Vintage Pulp | Dec 27 2021 |

Tanaka and company roll the dice and all kinds of craps happen.
This poster was made to promote the samurai actioner Sengoku rokku hayate no onnatachi, known in English internationally as The Naked Seven, starring the wonderful Mari Tanaka, along with Michiyo Mako, Yuri Yamashina, and others. Tanaka plays Eno, leader of a gang of seven female bandits roaming the countryside of Edo era Japan ambushing and stealing to survive. Tanaka hooks up with a samurai and helps him rob 120 rifles from a powerful warlord, at which point she and her bandit cohort are blamed. Realizing they're in the very deepest shit, they head for the hills with the warlord's bad men—one of whom is indescribably worse than the rest—in hot pursuit. Tanaka has a sanctuary in mind, but ultimately she and her gang of deadlies may have to make a final stand with those rifles.
We assumed The Naked Seven was a samurai actioner, and it is, sort of, but genetically it's really a roman porno. The movie's alternate English title (which we didn't know until afterward) gives it away: Civil War Rock: Hurricane Girls! The Japanese word “sengoku,” from the film's official title, refers to the Sengoku Era in Japan, a time of violent upheaval also known as the Warring States Period, so the civil war reference in the alternate English title makes sense.
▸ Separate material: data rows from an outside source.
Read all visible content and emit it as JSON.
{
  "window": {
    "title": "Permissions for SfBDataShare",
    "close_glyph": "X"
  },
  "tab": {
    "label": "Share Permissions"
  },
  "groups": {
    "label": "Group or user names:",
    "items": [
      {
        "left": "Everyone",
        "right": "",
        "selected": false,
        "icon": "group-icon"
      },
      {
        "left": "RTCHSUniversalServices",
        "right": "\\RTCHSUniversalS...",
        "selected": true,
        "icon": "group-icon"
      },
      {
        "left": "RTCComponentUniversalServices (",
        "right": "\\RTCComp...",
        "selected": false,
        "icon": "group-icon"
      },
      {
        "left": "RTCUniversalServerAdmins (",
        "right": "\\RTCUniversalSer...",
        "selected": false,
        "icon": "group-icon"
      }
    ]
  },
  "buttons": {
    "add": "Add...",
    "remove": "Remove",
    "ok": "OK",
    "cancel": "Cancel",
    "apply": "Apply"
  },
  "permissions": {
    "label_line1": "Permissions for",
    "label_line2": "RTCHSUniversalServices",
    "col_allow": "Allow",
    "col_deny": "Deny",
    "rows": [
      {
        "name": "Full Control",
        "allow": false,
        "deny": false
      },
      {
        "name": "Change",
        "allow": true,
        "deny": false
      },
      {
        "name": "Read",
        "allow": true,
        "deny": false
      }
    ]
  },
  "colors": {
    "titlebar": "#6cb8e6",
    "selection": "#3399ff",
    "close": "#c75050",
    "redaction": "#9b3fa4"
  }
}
Plus director Yasuharu Hasebe would make a string of roman porno flicks in the next several years, including Sukeban Deka: Dirty Mary and Maruhi honeymoon: Boko ressha, which, terrifyingly, is aka Secret Honeymoon: Rape Train. Even without knowing all that, the roman porno thought process behind The Naked Seven became clear as the pursuit unfolded in occasionally shocking fashion.
We thought we'd jettisoned roman pornos after the last effort we watched, but that Naked Seven title fooled us. It's obviously a play on The Magnificent Seven—but naked!—and yup, unclothed debauchery fit for a Game of Thrones episode abounds. There's also a sequence in which Tanaka's entire gang is waylaid bathing in a stream and have to flee bare-assed into the woods. They escape, though it's logistically unlikely. Similarly, roman porno chased us and caught us unawares, metaphorically naked in a streaming. Escape from our waylaying was as logistically easy as pressing stop, but we forged ahead until the end, and we did it for you. Here's the upshot. The period setting helps set the movie apart, so we consider it a passable effort from Nikkatsu Studios. Thankfully, it's not as shocking as some roman pornos, but proceed carefully—there are still scary things in the woods. Sengoku rokku hayate no onnatachi premiered in Japan today in 1972.
Vintage Pulp | Aug 11 2016 |

Apologies for the omission, Miss Michiyo.
Years ago we shared a poster for a Michiyo Mako roman porno flick and called her a “little known” actress. Well, live and learn. She wasn't little known—we knew little about Japanese film, is what the problem was. Now we know more, which is a benefit of maintaining this website, and we can report that Mako appeared in thirty movies between 1967 and 1976. Today we have promo posters for three of those to make up for giving her short shrift before. Top to bottom: Yorokobi no sekkusu, aka Sex of Joy or Nymph of Delight, Onna zakari: Mishitsu no yorokobi, aka Pleasure in the Secret Room, and 処女誘拐魔, for which we did not find a phonetic Japanese title. In English, these chracters would read something like Virgin Kidnapping Magic. More Mako posters later.
Vintage Pulp | Nov 24 2009 |

Guess who’s “coming” for dinner?
Here’s a lovely poster from the early 1970s for a film starring little known pinku actress Michiyo Mako. As far as we know this film never had a Western release, so without an official English title we have to make one up. We see symbols for “characteristic,” “banquet,” “human,” and “wife.” The fifth figure, in the middle, eluded us for what seemed like forever until we figured out it was a 5. So we’ll title this film “Banquet for Five Wives.” Or maybe we should title it "Banquet of Five Wives." It's always important to distinguish who's doing the cooking and who's doing the eating.